La obra maestra barroca olvidada de Cantabria que se desmorona ante nuestros ojos
Enclavada en el municipio cántabro de Argoños, se levanta —o más bien sobrevive— uno de los testimonios más notables de la arquitectura civil y del arte escultórico de la Edad Moderna en Cantabria: la Casa de la Hoya, una construcción del siglo XVII que ha sido reconocida por su alto valor histórico, artístico y etnográfico.
Un taller de escultores en el corazón de Siete Villas
La edificación de esta casona montañesa se sitúa entre los años 1690 y 1710. Su promotor fue Francisco de Vivero y Xado, reputado escultor que estableció en este inmueble su taller, después de formarse como discípulo de Andrés de Monasterio Bárcena, uno de los grandes maestros del barroco cántabro. Vivero dejó su impronta en iglesias de toda la geografía norteña —como Payueta, Moreda, Samaniego, Labastida, Peñacerrada (Álava) y Navarrete (La Rioja)—, pero fue en Argoños donde consolidó un último foco escultórico activo en la comarca de Trasmiera, zona reconocida históricamente como semillero de canteros, arquitectos y escultores.

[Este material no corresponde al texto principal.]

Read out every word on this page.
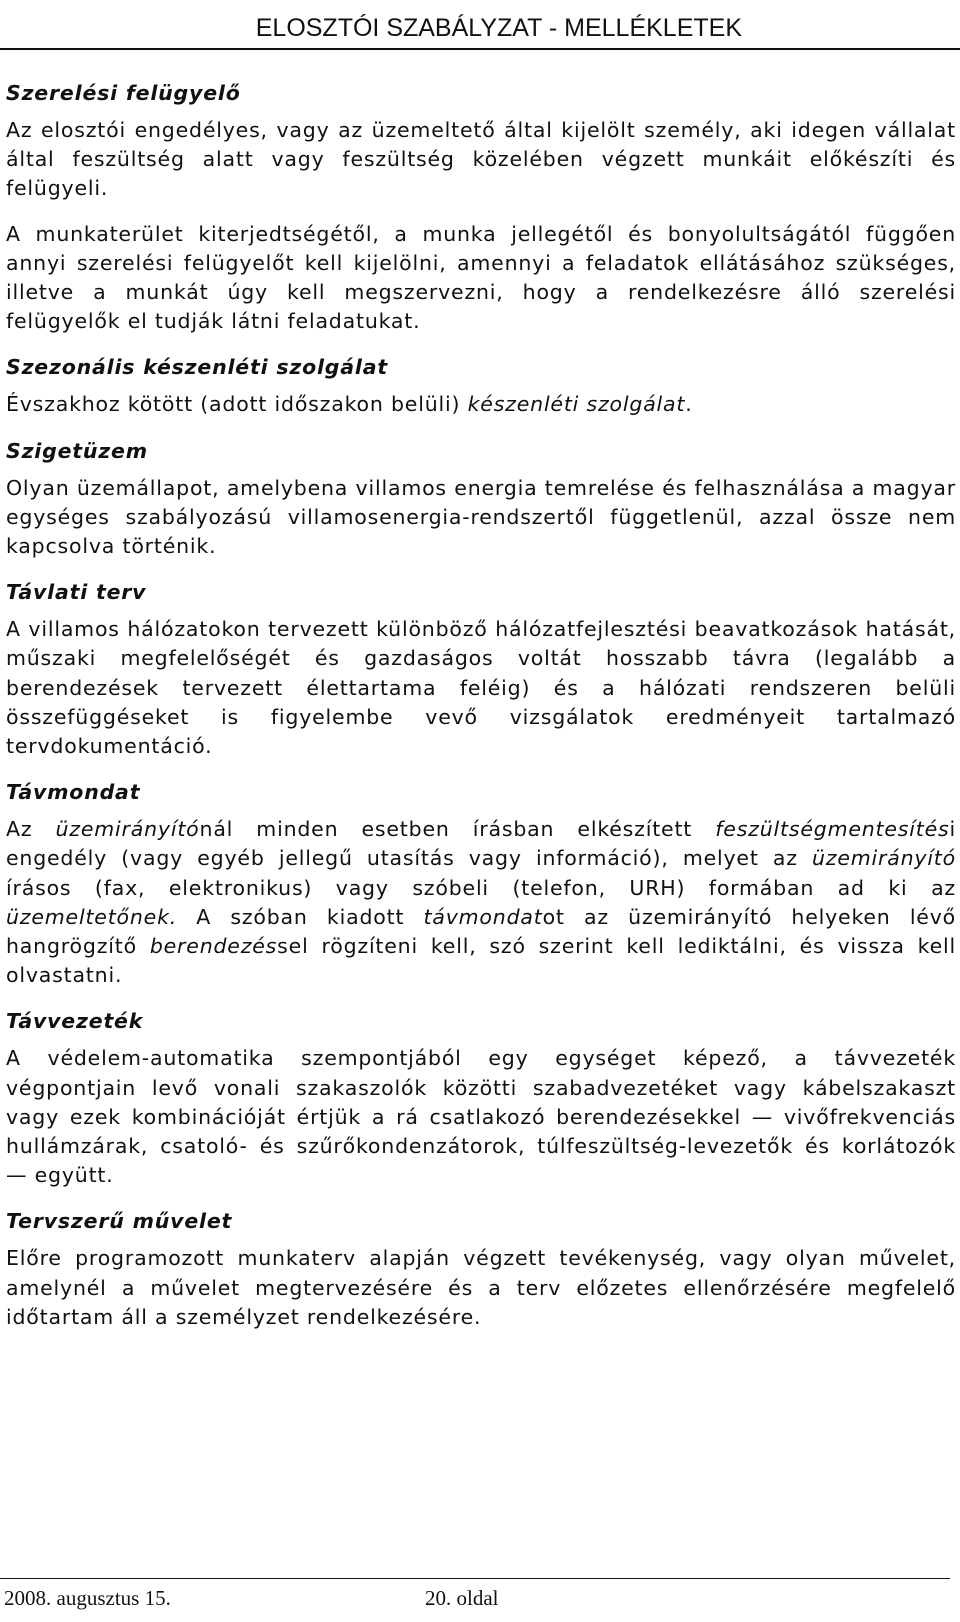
ELOSZTÓI SZABÁLYZAT - MELLÉKLETEK
Szerelési felügyelő
Az elosztói engedélyes, vagy az üzemeltető által kijelölt személy, aki idegen vállalat által feszültség alatt vagy feszültség közelében végzett munkáit előkészíti és felügyeli.
A munkaterület kiterjedtségétől, a munka jellegétől és bonyolultságától függően annyi szerelési felügyelőt kell kijelölni, amennyi a feladatok ellátásához szükséges, illetve a munkát úgy kell megszervezni, hogy a rendelkezésre álló szerelési felügyelők el tudják látni feladatukat.
Szezonális készenléti szolgálat
Évszakhoz kötött (adott időszakon belüli) készenléti szolgálat.
Szigetüzem
Olyan üzemállapot, amelybena villamos energia temrelése és felhasználása a magyar egységes szabályozású villamosenergia-rendszertől függetlenül, azzal össze nem kapcsolva történik.
Távlati terv
A villamos hálózatokon tervezett különböző hálózatfejlesztési beavatkozások hatását, műszaki megfelelőségét és gazdaságos voltát hosszabb távra (legalább a berendezések tervezett élettartama feléig) és a hálózati rendszeren belüli összefüggéseket is figyelembe vevő vizsgálatok eredményeit tartalmazó tervdokumentáció.
Távmondat
Az üzemirányítónál minden esetben írásban elkészített feszültségmentesítési engedély (vagy egyéb jellegű utasítás vagy információ), melyet az üzemirányító írásos (fax, elektronikus) vagy szóbeli (telefon, URH) formában ad ki az üzemeltetőnek. A szóban kiadott távmondatot az üzemirányító helyeken lévő hangrögzítő berendezéssel rögzíteni kell, szó szerint kell lediktálni, és vissza kell olvastatni.
Távvezeték
A védelem-automatika szempontjából egy egységet képező, a távvezeték végpontjain levő vonali szakaszolók közötti szabadvezetéket vagy kábelszakaszt vagy ezek kombinációját értjük a rá csatlakozó berendezésekkel — vivőfrekvenciás hullámzárak, csatoló- és szűrőkondenzátorok, túlfeszültség-levezetők és korlátozók — együtt.
Tervszerű művelet
Előre programozott munkaterv alapján végzett tevékenység, vagy olyan művelet, amelynél a művelet megtervezésére és a terv előzetes ellenőrzésére megfelelő időtartam áll a személyzet rendelkezésére.
2008. augusztus 15.	20. oldal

Arquitectura montañesa con lenguaje propio
La Casa de la Hoya es una representación característica de la arquitectura vernácula montañesa. Fue construida en mampostería con sillería en los vanos, en los esquinales y en su emblemático arco carpanel, que da forma a la entrada principal con una abertura de más de dos metros y medio de luz. Su fachada, que es lo único que aún se mantiene en pie, muestra una disposición sobria, pero está cargada de significado artístico y simbólico.
El elemento más llamativo es su imponente escudo heráldico, de más de un metro cuadrado, que preside el centro de la fachada. El escudo, que ha sido declarado Bien de Interés Cultural (BIC), exhibe las armas del linaje Vivero: una celada terciada con airón de plumas, tres peñas sobre ondas marinas y matas de ortigas brotando de ellas. La composición está acompañada de angelotes tallados a modo de tenantes y heraldos, y rematada por un mascarón en la punta. Completan el conjunto los canes de madera, aún visibles, tallados con rostros antropomorfos que sostienen el alero y que reflejan el dominio técnico y artístico del escultor.
Estado actual y valor patrimonial
A pesar de su importancia, la Casa de la Hoya se encuentra hoy en un estado de grave deterioro. El edificio ha colapsado en su práctica totalidad, quedando únicamente en pie la fachada original, donde se conservan sus elementos más valiosos. Este hecho ha llevado a que la construcción sea incorporada a la Lista Roja del Patrimonio de Hispania Nostra, una plataforma que denuncia los bienes culturales en peligro de desaparición.
La condición actual del inmueble contrasta con su enorme significación: no solo como pieza arquitectónica singular, sino como último vestigio físico de un periodo de esplendor escultórico en la Cantabria barroca. Su valor no radica únicamente en su diseño estructural, sino también en ser testimonio del oficio de la talla, de la tradición de los talleres familiares y del legado de los escultores trasmeranos.
Una llamada urgente a su preservación
La Casa de la Hoya es propiedad privada, lo que ha dificultado hasta el momento su intervención o rehabilitación institucional. No obstante, su condición de BIC y su inclusión en la Lista Roja exigen una reflexión urgente sobre su futuro. Perder esta edificación supondría un vacío irreparable en el patrimonio civil de Cantabria, particularmente en el ámbito rural, donde las huellas del arte vernáculo son más frágiles y vulnerables.
Es, por tanto, una obra que merece atención, protección y difusión, como parte del legado de una comarca —Trasmiera— que iluminó con su arte muchos de los templos y construcciones del norte peninsular. La Casa de la Hoya no es solo una casa: es un símbolo de una forma de vivir, crear y esculpir que marcó una época.